Babacan'ın açıklamalarından öne çıkanlar şöyle;
TOGG AÇILIŞI
"Şu ana kadar bize ulaşmış davet yok. Daha önce program olduğu için ben gidemezdim ancak arkadaşımız giderdi. Artık seçim yaklaşınca bütün medya kuruluşlarında yer alsın, herkes konuşsun istemiş olabilirler. Artık kendi bilecekleri bir iş. Bu iki etkinlikte böyle bir çizgi izlediler. Bakalım devamı nasıl gelecek?"
"İKTİDARIN EN KORKTUĞU PARTİ BİZİZ"
"Şu anda iktidarın en korktuğu parti biziz. Bizim görünmemiz istenmiyor. Hükümete yakın duran kuruluşlarda, televizyonlarda, medya kuruluşlarında bizimle ilgili hiçbir haber görmezsiniz. Bizi yok sayıyorlar. Olumsuz bile adımızı geçirmek istemiyorlar. Ne kadar çaba gösterirse göstersinler biz vatandaşlarımıza kurduğumuz sistem sayesinde birebir ulaşma imkanına sahibiz. Kapı kapı dolaşıyoruz, dükkan dükkan esnaf ziyareti yapıyoruz. Onlar istedikleri kadar medya üzerinden baskı kurmaya çalışsınlar, vatandaş artık bizi görüyor, duyuyor, izliyor. Buna mani olamıyorlar. Bizim afişlerimizi engelliyorlar, bilboard vermiyorlar.
Biz TBMM'de olan partiyiz. Bize özel bir ayrımcılık var. Sayın Erdoğan görmek istemiyor olabilir; ama rüyalarında gördüklerinden eminim. Gayet medeni bir şekilde ayrıldım. Kamuoyunda paylaşmadan önce kendisiyle görüştüm. İstifam medyadan duyulmadı. Bir isyanla, karışıklık çıkararak ayrılmadım. Gayet efendi, düzgün şekilde. Önce kendisine haber verdim, kamuoyu 2-3 hafta sonra duydu."
"HÜKÜMETİN YAPTIKLARININ SONUÇLARIYLA MÜCADELE EDİYORUZ"

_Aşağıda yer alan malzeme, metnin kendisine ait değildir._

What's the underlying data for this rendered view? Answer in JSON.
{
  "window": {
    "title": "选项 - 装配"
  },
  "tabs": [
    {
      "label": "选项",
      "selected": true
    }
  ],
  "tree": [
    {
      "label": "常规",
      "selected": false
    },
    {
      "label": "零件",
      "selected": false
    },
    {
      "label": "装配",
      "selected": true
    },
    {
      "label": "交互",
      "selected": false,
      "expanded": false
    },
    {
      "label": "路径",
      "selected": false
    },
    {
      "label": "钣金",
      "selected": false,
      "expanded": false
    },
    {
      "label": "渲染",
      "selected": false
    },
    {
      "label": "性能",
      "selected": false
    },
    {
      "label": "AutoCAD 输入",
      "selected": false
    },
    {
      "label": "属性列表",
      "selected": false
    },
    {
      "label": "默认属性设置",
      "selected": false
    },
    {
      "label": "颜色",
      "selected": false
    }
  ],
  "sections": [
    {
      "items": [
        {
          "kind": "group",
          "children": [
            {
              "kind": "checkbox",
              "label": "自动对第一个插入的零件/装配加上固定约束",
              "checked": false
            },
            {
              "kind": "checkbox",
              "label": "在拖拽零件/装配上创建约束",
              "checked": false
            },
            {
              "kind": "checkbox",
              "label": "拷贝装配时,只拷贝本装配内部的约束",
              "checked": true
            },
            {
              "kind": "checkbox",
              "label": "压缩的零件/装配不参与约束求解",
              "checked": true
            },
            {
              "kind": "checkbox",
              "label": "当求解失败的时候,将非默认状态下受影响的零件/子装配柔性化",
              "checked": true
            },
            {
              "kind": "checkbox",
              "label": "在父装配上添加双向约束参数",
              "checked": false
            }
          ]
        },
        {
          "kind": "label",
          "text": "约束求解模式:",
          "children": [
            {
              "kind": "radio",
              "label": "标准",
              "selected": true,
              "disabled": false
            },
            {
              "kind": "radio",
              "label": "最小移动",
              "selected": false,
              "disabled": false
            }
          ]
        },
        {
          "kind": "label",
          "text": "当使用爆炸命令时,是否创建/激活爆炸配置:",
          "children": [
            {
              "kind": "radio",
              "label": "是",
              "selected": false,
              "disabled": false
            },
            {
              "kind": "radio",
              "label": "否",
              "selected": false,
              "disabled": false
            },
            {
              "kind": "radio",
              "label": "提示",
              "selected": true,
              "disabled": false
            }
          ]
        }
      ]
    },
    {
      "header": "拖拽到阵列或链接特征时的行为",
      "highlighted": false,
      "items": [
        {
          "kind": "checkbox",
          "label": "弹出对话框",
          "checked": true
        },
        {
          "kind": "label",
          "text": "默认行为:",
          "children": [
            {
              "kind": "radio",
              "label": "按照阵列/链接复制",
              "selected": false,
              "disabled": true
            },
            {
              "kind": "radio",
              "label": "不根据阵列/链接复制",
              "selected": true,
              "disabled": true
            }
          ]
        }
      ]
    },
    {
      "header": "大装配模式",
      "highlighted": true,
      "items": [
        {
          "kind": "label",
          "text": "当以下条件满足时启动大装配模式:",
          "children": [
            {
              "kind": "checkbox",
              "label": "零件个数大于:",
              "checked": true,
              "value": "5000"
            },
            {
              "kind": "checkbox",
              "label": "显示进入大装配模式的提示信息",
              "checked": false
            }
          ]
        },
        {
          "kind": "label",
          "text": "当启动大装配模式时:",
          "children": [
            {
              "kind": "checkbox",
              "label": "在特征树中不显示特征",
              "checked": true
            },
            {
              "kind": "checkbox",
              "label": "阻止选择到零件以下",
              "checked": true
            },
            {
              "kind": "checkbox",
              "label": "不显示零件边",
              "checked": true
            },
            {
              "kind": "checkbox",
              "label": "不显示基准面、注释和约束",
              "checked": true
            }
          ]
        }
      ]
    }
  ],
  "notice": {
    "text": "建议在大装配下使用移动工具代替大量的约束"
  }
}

"Şu anda hukuk, demokrasi, özgürlük, ekonomik krizi yaşıyorsak 2001'de yaşıyorduk. O zaman 28 Şubat döneminin etkisi ağır şekilde devam ediyordu. O günkü generaller 'bin sene sürecek' diyordu. 2001'de kriz geldi vurdu ülkeye. Biz artık tamamen hedefimizi, yönümüzü Türkiye'nin yarınlarına çevirdik. Şu andaki hükümet ne yapmış, ne etmiş ilgilenmiyoruz. Sonuçlarıyla mücadele ediyoruz. İnsan kaynağı erozyona uğradığı, istişare kültürünü terk etmiş bir yapı var karşımızda. 1 sene öncesine kadar hükümet ne yapacak diye soruyordu millet. Artık onu kimse sormuyor. Bize 'seçimden sonra siz ne yapacaksınız?' diyorlar."
TTB BAŞKANI'NIN GÖZALTINA ALINMASI
"İfade özgürlüğü çerçevesinde değerlendirip baktığınızda biz tutukluluk sürecine gidecek bir hukuki zemin görmedik. İşin garip tarafı şu: Önce Sayın Erdoğan çıkıp yaylım ateşine tuttu, ardından Bahçeli çıkıp benzer adım attı. Ertesi gün yargı çıkıp adım attı. Bu zaten kabul edilebilir bir şey değil. Suç unsuru varsa yargının harekete geçmesi lazım. Şov gerekiyor ya. Polis baskınıyla evinden alıp götürüldü. Bir hukuk devletinde böyle bir şey olmaz. Gözaltına alınmasını gerektiren sağlam bir hukuki gerekçe bugüne kadar bizim arkadaşlarımız bulamadı."